Mesmo gostando de aprender, mas prevendo minha insatisfação com meus colegas do curso diurno que apenas queriam estudar e nada mais, eu resolvi transferir minha matrícula para o período noturno. Assumimos a política estudantil, que discutia a cobrança e o pagamento de alguns valores. Nos reuníamo-nos no pátio da escola para afirmarmos que em escola pública não se pode cobrar taxas. Geralmente a cobrança era do “Círculo de pais e mestres - CPM”, mas nem os pais ou nós mesmos fazíamos parte disso. Discutíamos a importância de uma educação pública gratuita e de qualidade. Tínhamos embates com a direção, com a polícia, com colegas de outras

escolas e até nos associávamos aos colegas da universidade para discutirmos, por exemplo, o aumento da passagem urbana.

Frequentemente nos evadíamos das salas de aula para fazer um chamamento em outras escolas. Assim, nos uníamos. Batíamos panelas em conjunto com os outros colegas. A polícia, em seu exercício de poder, nos colocava no meio, como se fôssemos o “recheio do sanduíche”. A qualquer ordem superior, os policiais estavam prontos para nos bater e nos conter! Isso aconteceu. Muita gente apanhou! Mas seguimos em frente, fomos resistentes.
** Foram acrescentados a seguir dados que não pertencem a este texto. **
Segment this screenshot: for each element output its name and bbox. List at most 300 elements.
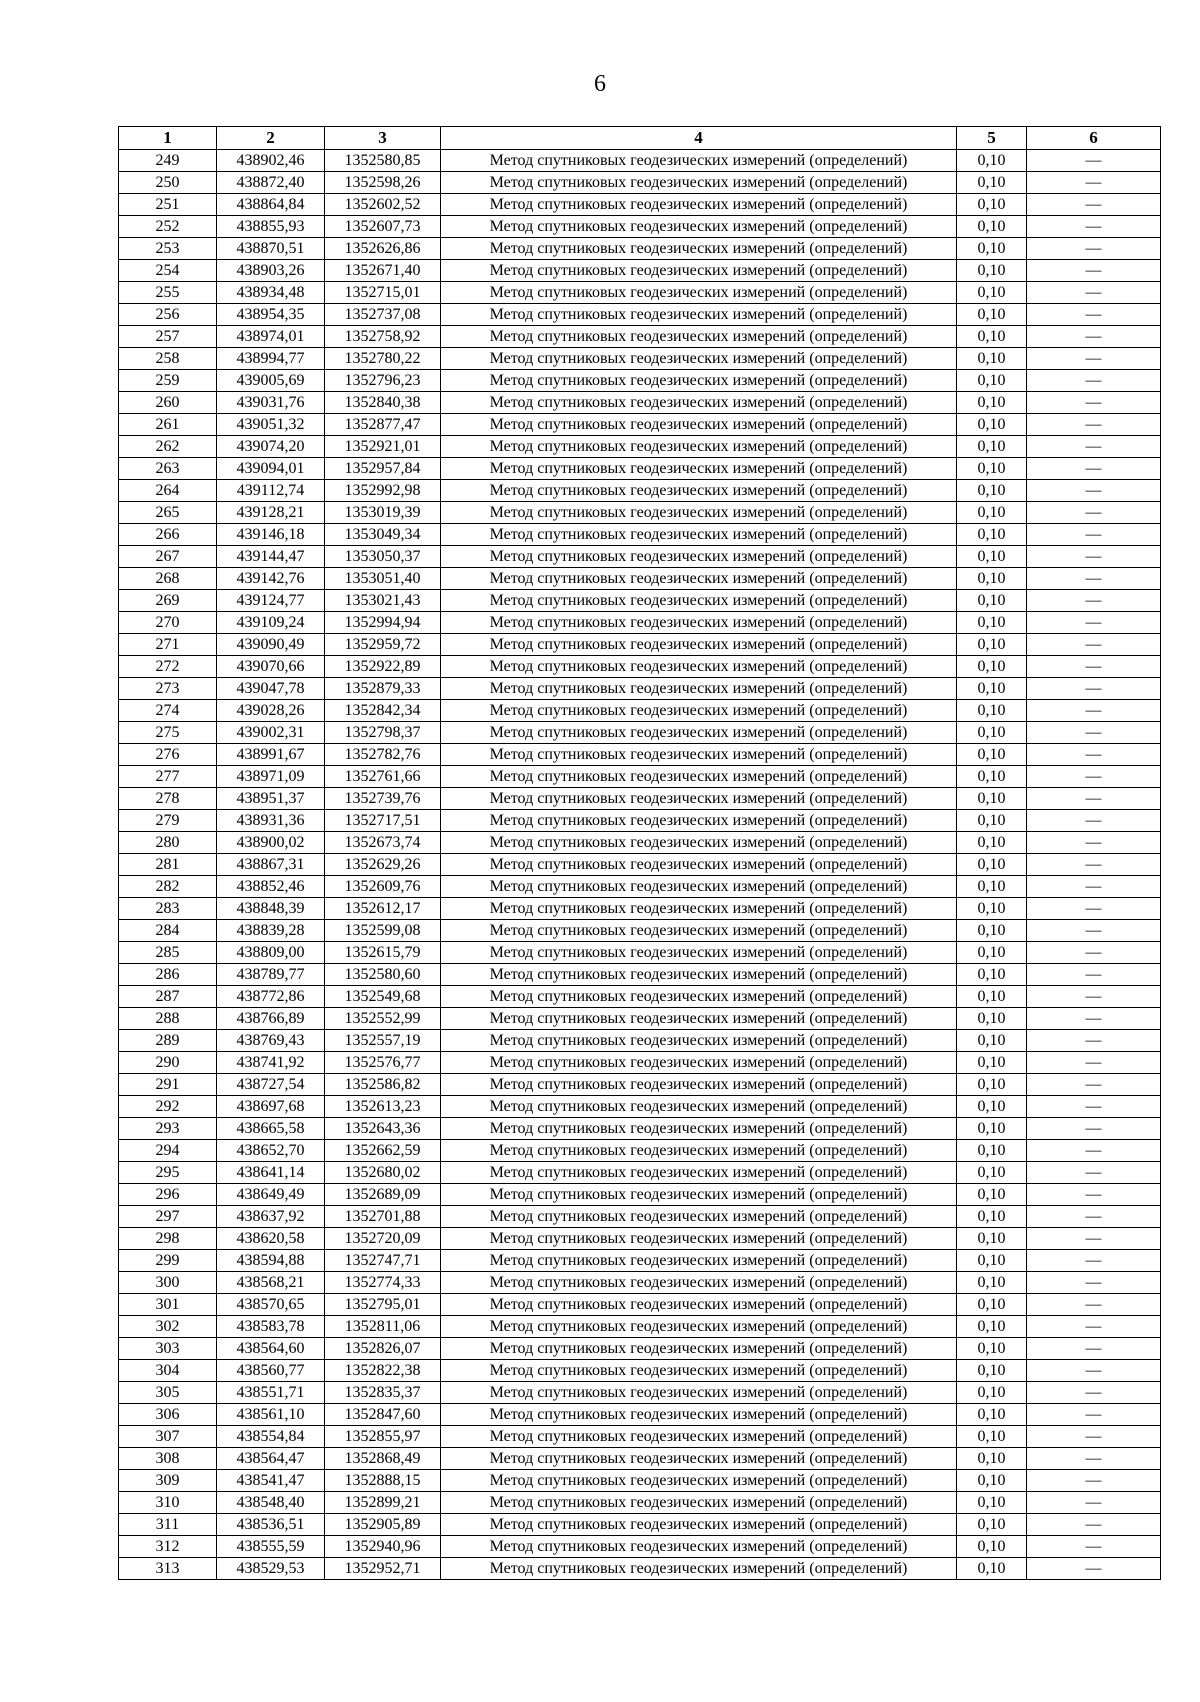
coord-y: 1352615,79 — [325, 942, 441, 964]
method: Метод спутниковых геодезических измерений (определений) — [441, 1558, 957, 1580]
coord-x: 438900,02 — [217, 832, 325, 854]
table-row — [119, 1052, 1161, 1074]
point-number: 255 — [119, 282, 217, 304]
coord-y: 1352835,37 — [325, 1382, 441, 1404]
method: Метод спутниковых геодезических измерений (определений) — [441, 1316, 957, 1338]
point-number: 303 — [119, 1338, 217, 1360]
description: — — [1027, 172, 1161, 194]
coord-x: 438564,47 — [217, 1448, 325, 1470]
table-row — [119, 722, 1161, 744]
precision: 0,10 — [957, 964, 1027, 986]
precision: 0,10 — [957, 722, 1027, 744]
description: — — [1027, 480, 1161, 502]
description: — — [1027, 436, 1161, 458]
coord-x: 438560,77 — [217, 1360, 325, 1382]
method: Метод спутниковых геодезических измерений (определений) — [441, 1470, 957, 1492]
coord-y: 1352959,72 — [325, 634, 441, 656]
method: Метод спутниковых геодезических измерений (определений) — [441, 1118, 957, 1140]
precision: 0,10 — [957, 260, 1027, 282]
table-row — [119, 436, 1161, 458]
coord-x: 438551,71 — [217, 1382, 325, 1404]
precision: 0,10 — [957, 282, 1027, 304]
precision: 0,10 — [957, 612, 1027, 634]
point-number: 306 — [119, 1404, 217, 1426]
precision: 0,10 — [957, 1426, 1027, 1448]
method: Метод спутниковых геодезических измерений (определений) — [441, 744, 957, 766]
method: Метод спутниковых геодезических измерений (определений) — [441, 1184, 957, 1206]
coord-y: 1352580,60 — [325, 964, 441, 986]
point-number: 288 — [119, 1008, 217, 1030]
coord-x: 438789,77 — [217, 964, 325, 986]
coord-y: 1352957,84 — [325, 458, 441, 480]
point-number: 283 — [119, 898, 217, 920]
description: — — [1027, 392, 1161, 414]
precision: 0,10 — [957, 1382, 1027, 1404]
method: Метод спутниковых геодезических измерений (определений) — [441, 678, 957, 700]
point-number: 262 — [119, 436, 217, 458]
table-row — [119, 216, 1161, 238]
table-row — [119, 612, 1161, 634]
coord-y: 1352609,76 — [325, 876, 441, 898]
precision: 0,10 — [957, 546, 1027, 568]
coord-x: 438991,67 — [217, 744, 325, 766]
description: — — [1027, 1074, 1161, 1096]
method: Метод спутниковых геодезических измерений (определений) — [441, 810, 957, 832]
table-row — [119, 1162, 1161, 1184]
point-number: 313 — [119, 1558, 217, 1580]
table-row — [119, 150, 1161, 172]
point-number: 290 — [119, 1052, 217, 1074]
precision: 0,10 — [957, 1448, 1027, 1470]
method: Метод спутниковых геодезических измерений (определений) — [441, 634, 957, 656]
table-row — [119, 744, 1161, 766]
point-number: 312 — [119, 1536, 217, 1558]
coord-x: 439144,47 — [217, 546, 325, 568]
coord-y: 1352879,33 — [325, 678, 441, 700]
coord-x: 438555,59 — [217, 1536, 325, 1558]
table-row — [119, 1074, 1161, 1096]
table-row — [119, 546, 1161, 568]
precision: 0,10 — [957, 1294, 1027, 1316]
coord-x: 438529,53 — [217, 1558, 325, 1580]
precision: 0,10 — [957, 348, 1027, 370]
point-number: 284 — [119, 920, 217, 942]
page-number: 6 — [594, 71, 606, 97]
coord-x: 438641,14 — [217, 1162, 325, 1184]
description: — — [1027, 1316, 1161, 1338]
method: Метод спутниковых геодезических измерений (определений) — [441, 1448, 957, 1470]
coord-y: 1352899,21 — [325, 1492, 441, 1514]
table-row — [119, 238, 1161, 260]
point-number: 278 — [119, 788, 217, 810]
point-number: 280 — [119, 832, 217, 854]
coord-y: 1352994,94 — [325, 612, 441, 634]
coord-x: 438727,54 — [217, 1074, 325, 1096]
table-row — [119, 1118, 1161, 1140]
coord-y: 1352557,19 — [325, 1030, 441, 1052]
coord-y: 1352662,59 — [325, 1140, 441, 1162]
method: Метод спутниковых геодезических измерений (определений) — [441, 1294, 957, 1316]
method: Метод спутниковых геодезических измерений (определений) — [441, 458, 957, 480]
coord-x: 438583,78 — [217, 1316, 325, 1338]
point-number: 294 — [119, 1140, 217, 1162]
point-number: 301 — [119, 1294, 217, 1316]
precision: 0,10 — [957, 1360, 1027, 1382]
point-number: 274 — [119, 700, 217, 722]
coord-x: 438697,68 — [217, 1096, 325, 1118]
coord-x: 439002,31 — [217, 722, 325, 744]
description: — — [1027, 1030, 1161, 1052]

Sempre, em todos os seguimentos sociais, a relação hierárquica está presente. A hierarquia faz parte da organização social e institucional, ou seja, alguém exercita plenos poderes e outros tantos submetem-se a esses poderes. Ou o exercício do poder, conforme o cargo que ocupam, são de maior ou menor grau. Estes exercícios constituem o ‘norte’ da sociedade e refletem na educação. Destes provem as polaridades ‘certo-errado’, ‘bem-mal’, ‘sucesso-fracasso’. Com isso, o fracasso sempre esteve camuflado nas instituições de ensino, da Educação Básica ao ensino superior. O fracasso, de um lado, está diretamente relacionado a minha pessoa por não ter conseguido cumprir as exigências escolares em um determinado período. O fato de não atingir a média estipulada está diretamente ligado ao como alguns professores que passaram pela minha vida, por meu rosto, ministravam suas aulas. E por outro lado, a rigidez e o pensamento competitivo presentes no interior das instituições de ensino, que não preveem o processo pelo qual o estudante passa se concentrando apenas nos resultados dados pelas melhores notas ou pelas médias mínimas atingidas pelo discente. Sendo assim, o verbete fracasso do dicionário Houaiss é bastante preciso: a ação de fracassar significa insucesso, malogro, desastre, desgraça, estrondo, fiasco, ruído e ruina.